Pewna zaprzyjaźniona nauczycielka, jako anegdotę opowiadała historię dziewczynki, która mając 6 lat pojawiła się w przedszkolu nie potrafiąc rozpoznać żadnego koloru. Rodzice byli tym faktem bardzo zdziwieni, bo wydawało im się, że znajomość kolorów jest czymś bardzo naturalnym. Niestety nic bardziej mylnego.
Zgodnie z literaturą przedmiotu przeciętny trzylatek powinien nazwać i rozpoznać bez problemu 4 podstawowe kolory: czerwony, niebieski, żółty i zielony. Zdolność rozpoznawania kolorów pojawia się już ok. 2 roku życia a 2,5 latek może już sobie z tym świetnie radzić.
Naukę rozpoznawania kolorów zaczęłam już z dzieckiem 2 letnim z dość miernym rezultatem. Pierwsze efekty pojawiły się w wieku 2,5 lat, ale bynajmniej nie były to owe 4 podstawowe kolory tylko: biały, czarny, żółty, czerwony.
Do nauki służyły nam najprostsze zabawki np. zwykłe plastikowe klocki dostępne w każdym sklepie z zabawkami. Dla dziecka dwuletniego takie klocki to świetna zabawka. Po krótkim przeszkoleniu powinno sobie poradzić z budową małej wieży, czyli spięciem ze sobą 3-4 klocków. Zaczęłyśmy od łączenia ze sobą klocków w tych samych kolorach, czyli czerwone z czerwonymi, żółte z żółtymi itp. Oczywiście musimy pamiętać, że z 2-latkiem prowadzimy raczej monolog niż rozmowę, polecenia muszą być krótkie i zwięzłe np.: „to jest klocek czerwony”, „przypinamy czerwony do czerwonego”.
Ewentualnie ustawiamy 4 pojemniki i do każdego wrzucamy klocki w innym kolorze, pokazujemy dziecku klocek mówimy, w jakim jest kolorze „to jest klocek niebieski” „wrzucamy go do klocków niebieskich”.
Ponieważ maluch nie potrafi się skupić długo na jednej zabawie, należy ją ciągle urozmaicać i powtarzać w krótkich seriach 3-4 zadania do wykonania i robimy kolejną mutację lub dodajemy nowy element.
Z 2,5-latkiem, możemy rozpoznawać kolory na spacerze zadając pytania np.: „w jakim kolorze jest to auto”, w jakim kolorze jest ten liść”. Staramy się wybierać przedmioty w podstawowych kolorach i za każdym razem wskazujemy na konkretny przedmiot, którego kolor ma dziecko określić.

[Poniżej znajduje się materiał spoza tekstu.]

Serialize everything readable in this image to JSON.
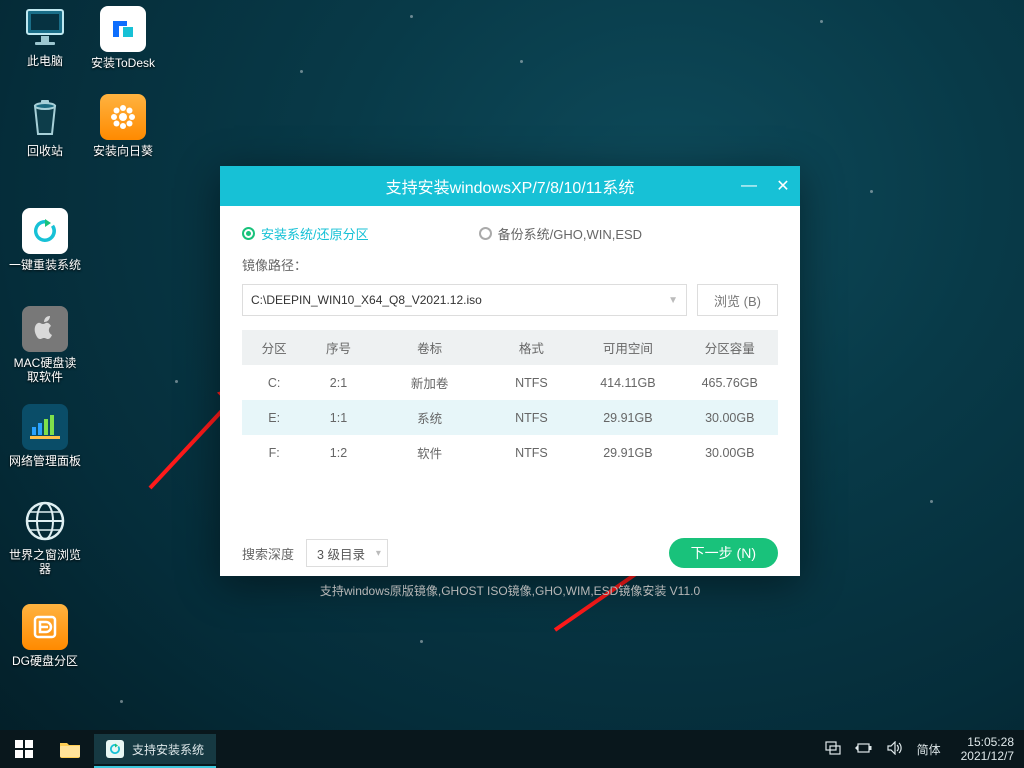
{
  "desktop": {
    "icons": [
      {
        "label": "此电脑"
      },
      {
        "label": "回收站"
      },
      {
        "label": "一键重装系统"
      },
      {
        "label": "MAC硬盘读取软件"
      },
      {
        "label": "网络管理面板"
      },
      {
        "label": "世界之窗浏览器"
      },
      {
        "label": "DG硬盘分区"
      },
      {
        "label": "安装ToDesk"
      },
      {
        "label": "安装向日葵"
      }
    ]
  },
  "window": {
    "title": "支持安装windowsXP/7/8/10/11系统",
    "mode_install": "安装系统/还原分区",
    "mode_backup": "备份系统/GHO,WIN,ESD",
    "image_path_label": "镜像路径：",
    "image_path": "C:\\DEEPIN_WIN10_X64_Q8_V2021.12.iso",
    "browse": "浏览 (B)",
    "cols": [
      "分区",
      "序号",
      "卷标",
      "格式",
      "可用空间",
      "分区容量"
    ],
    "rows": [
      {
        "part": "C:",
        "idx": "2:1",
        "label": "新加卷",
        "fs": "NTFS",
        "free": "414.11GB",
        "total": "465.76GB"
      },
      {
        "part": "E:",
        "idx": "1:1",
        "label": "系统",
        "fs": "NTFS",
        "free": "29.91GB",
        "total": "30.00GB"
      },
      {
        "part": "F:",
        "idx": "1:2",
        "label": "软件",
        "fs": "NTFS",
        "free": "29.91GB",
        "total": "30.00GB"
      }
    ],
    "depth_label": "搜索深度",
    "depth_value": "3 级目录",
    "next": "下一步 (N)",
    "footer": "支持windows原版镜像,GHOST ISO镜像,GHO,WIM,ESD镜像安装 V11.0"
  },
  "taskbar": {
    "task": "支持安装系统",
    "ime": "简体",
    "time": "15:05:28",
    "date": "2021/12/7"
  }
}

witam, jestem mamą 22 miesięcznej dziewczynki. moja córka już wszystko mówi i rozumie.mozna z nią rzeczowo porozmawiać uzyskując sensowne odpowiedzi. kolorów uczymy się już od jakiegoś czasu i nie jest to łatwe, ponieważ dla małego dziecka pojęcie koloru jest abstrakcją. córeczka zna wszystkie nazwy kolorów, ale kiedy jej zapytam jaki np.klocek ma kolor często rzuca pierwszy kolor jaki przyjdzie jej do głowy, ale kiedy powiem, żeby podała np. żółtą kredkę robi to bez wahania. w nauce kolorów znalexliśmy taki sposób, że mówimy np. to jest żółte jak słonko, zielone jak żabka. taki sposób jest dla dziecka łatwiejszy i kolory nie są już tak abstrakcyjne, ponieważ kojarzą się z konkretnymi przedmiotami.